The tuna salad tartine ($8)—which is heavy on the tuna, but otherwise light and bright—is served on earthy, crusty rye bread from Sea Wolf Bakers. What's most striking, however, are the big flakes of sea salt: a generous scattering that enhances the flavor of each bite. If the weather permits, eat it outside on Vif's patio, where the sun makes the salt flakes sparkle and everything in the world seems like a small miracle.
Savory yogurt ($9), while humble, was something of a revelation. While I regularly make savory sauces and spreads from yogurt at home, it never occurred to me to make an afternoon meal out of it, the way I do with fruit, honey, and nuts in the morning. Vif's house-made yogurt is delectably thicker and more tart than most, and it makes a wonderful base for a bowl that holds lacinato kale, shredded raw beets, pomegranate seeds, and crispy grains of brown rice. Fragrant dukkah—an Egyptian mix of nuts, seeds, and spices such as hazelnuts, coriander, cumin, and sesame—also adds crunch, as well as a wonderful flavor that makes your tongue buzz a bit.
As a neighborhood spot, Vif has developed a devout following. "We ask our regulars to let us know if they're going on vacation, so we don't worry that something bad has happened if we don't see them every day," says Mead. And for a long time, those regulars have been asking for more food and more hours. (During the week, Vif is open Tuesday through Friday until 7 p.m., and closes earlier on the weekends.)
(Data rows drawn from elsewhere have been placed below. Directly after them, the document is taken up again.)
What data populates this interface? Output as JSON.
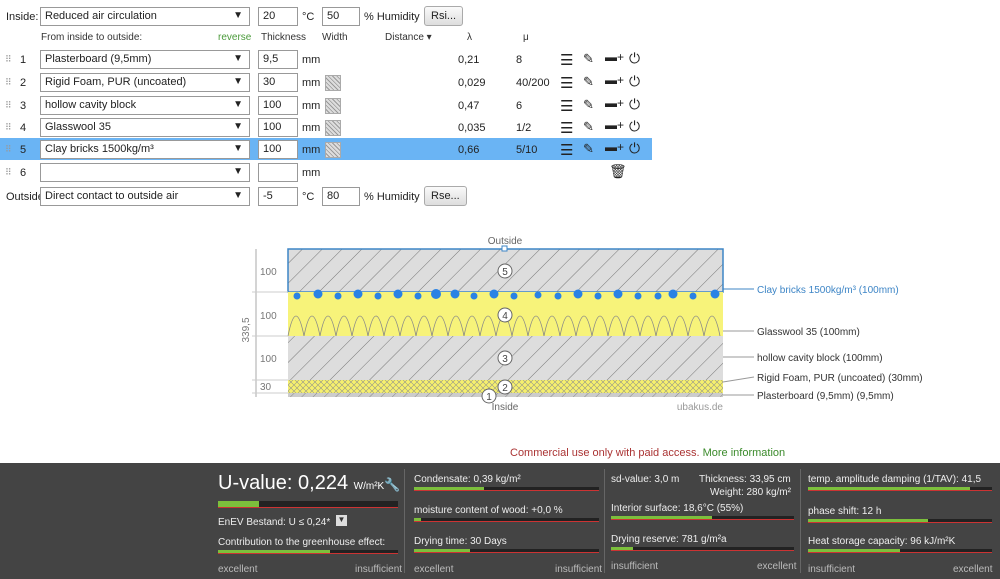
{
  "inside": {
    "label": "Inside:",
    "select": "Reduced air circulation",
    "temp": "20",
    "temp_unit": "°C",
    "humidity": "50",
    "humidity_unit": "% Humidity",
    "button": "Rsi..."
  },
  "headers": {
    "order": "From inside to outside:",
    "reverse": "reverse",
    "thickness": "Thickness",
    "width": "Width",
    "distance": "Distance ▾",
    "lambda": "λ",
    "mu": "μ"
  },
  "layers": [
    {
      "num": "1",
      "material": "Plasterboard (9,5mm)",
      "thickness": "9,5",
      "unit": "mm",
      "lambda": "0,21",
      "mu": "8"
    },
    {
      "num": "2",
      "material": "Rigid Foam, PUR (uncoated)",
      "thickness": "30",
      "unit": "mm",
      "lambda": "0,029",
      "mu": "40/200"
    },
    {
      "num": "3",
      "material": "hollow cavity block",
      "thickness": "100",
      "unit": "mm",
      "lambda": "0,47",
      "mu": "6"
    },
    {
      "num": "4",
      "material": "Glasswool 35",
      "thickness": "100",
      "unit": "mm",
      "lambda": "0,035",
      "mu": "1/2"
    },
    {
      "num": "5",
      "material": "Clay bricks 1500kg/m³",
      "thickness": "100",
      "unit": "mm",
      "lambda": "0,66",
      "mu": "5/10"
    },
    {
      "num": "6",
      "material": "",
      "thickness": "",
      "unit": "mm",
      "lambda": "",
      "mu": ""
    }
  ],
  "outside": {
    "label": "Outside",
    "select": "Direct contact to outside air",
    "temp": "-5",
    "temp_unit": "°C",
    "humidity": "80",
    "humidity_unit": "% Humidity",
    "button": "Rse..."
  },
  "diagram": {
    "outside": "Outside",
    "inside": "Inside",
    "watermark": "ubakus.de",
    "total": "339,5",
    "dims": [
      "100",
      "100",
      "100",
      "30"
    ],
    "labels": [
      "Clay bricks 1500kg/m³ (100mm)",
      "Glasswool 35 (100mm)",
      "hollow cavity block (100mm)",
      "Rigid Foam, PUR (uncoated) (30mm)",
      "Plasterboard (9,5mm) (9,5mm)"
    ],
    "numbers": [
      "5",
      "4",
      "3",
      "2",
      "1"
    ]
  },
  "notice": {
    "text": "Commercial use only with paid access.",
    "link": "More information"
  },
  "results": {
    "uvalue_label": "U-value:",
    "uvalue": "0,224",
    "uvalue_unit": "W/m²K",
    "enev": "EnEV Bestand: U ≤ 0,24*",
    "greenhouse": "Contribution to the greenhouse effect:",
    "excellent": "excellent",
    "insufficient": "insufficient",
    "condensate": "Condensate: 0,39 kg/m²",
    "moisture": "moisture content of wood: +0,0 %",
    "drying_time": "Drying time: 30 Days",
    "sd": "sd-value: 3,0 m",
    "thickness": "Thickness: 33,95 cm",
    "weight": "Weight: 280 kg/m²",
    "interior": "Interior surface: 18,6°C (55%)",
    "drying_reserve": "Drying reserve: 781 g/m²a",
    "temp_damping": "temp. amplitude damping (1/TAV): 41,5",
    "phase": "phase shift: 12 h",
    "heat_storage": "Heat storage capacity: 96 kJ/m²K"
  }
}
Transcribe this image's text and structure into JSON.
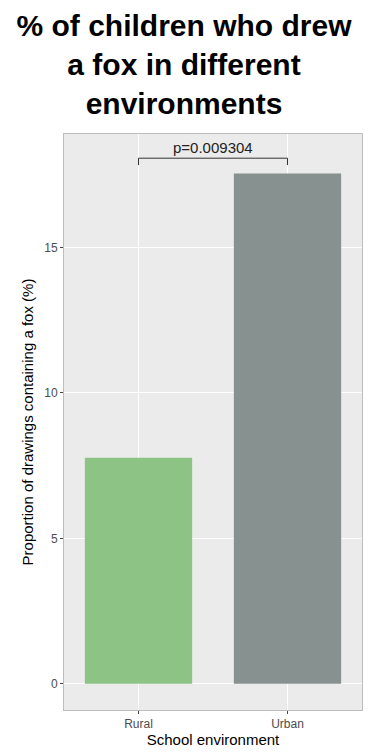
{
  "chart_data": {
    "type": "bar",
    "title": "% of children who drew a fox in different environments",
    "x_label": "School environment",
    "y_label": "Proportion of drawings containing a fox (%)",
    "categories": [
      "Rural",
      "Urban"
    ],
    "values": [
      7.77,
      17.54
    ],
    "colors": [
      "#8dc486",
      "#879290"
    ],
    "ylim": [
      -0.9,
      18.9
    ],
    "yticks": [
      0,
      5,
      10,
      15
    ],
    "grid": true,
    "annotations": [
      {
        "text": "p=0.009304",
        "between": [
          "Rural",
          "Urban"
        ]
      }
    ]
  }
}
So earlier this month, Feldman and Mead debuted Wine Bar Weekend, with dinner service and an expanded menu of heartier dishes. It was successful enough that they're planning two more in November and December, and if all goes well, says Mead, they'll do it on a regular basis, possibly monthly or weekly.
Mead recalls something a restaurateur friend once told them: "When you open your place, you have an idea of what it will be. But then you invite the public in, and that interaction changes what you become."
While Feldman and Mead are listening to their customers, the conversation goes both ways. The owners are still very dedicated to their wine shop.
"It's really hard to establish a brick-and-mortar wine shop," says Mead. "Right now, our other streams of revenue support the wine shop, which is highly specific to natural wines. Not only are we doing a model that's really unique, but a model that focuses on a style of wine that is very unique."
"Natural" is term used to describe wines made with grapes harvested by hand, fermented with yeast native to the growing region, and free of any flavor or color enhancers. Because grape harvests are different each year, each natural wine is unique. Or as Mead puts it in a tag on a bottle of white wine: "This Bourgogne Blanc has some really good fruit in it and they don't make much. It's a little unicorny."
Both owners knew that a major component of getting their natural-wine business off the ground would be education. To that end, they offer wines by the glass, with options that change daily. It's a smart way to get people to try new wines.
As customers have grown to trust their taste, Mead and Feldman have begun to buy more and more wine. Mead says retail wine sales have grown significantly in the last six months.
If things continue this way, hours might extend, staff may grow, and Vif can continue to evolve.
"Both Lauren and I are pretty humble people, but we knew we were making something special. Our intention was to bring something new to Seattle," Mead says. "And we did."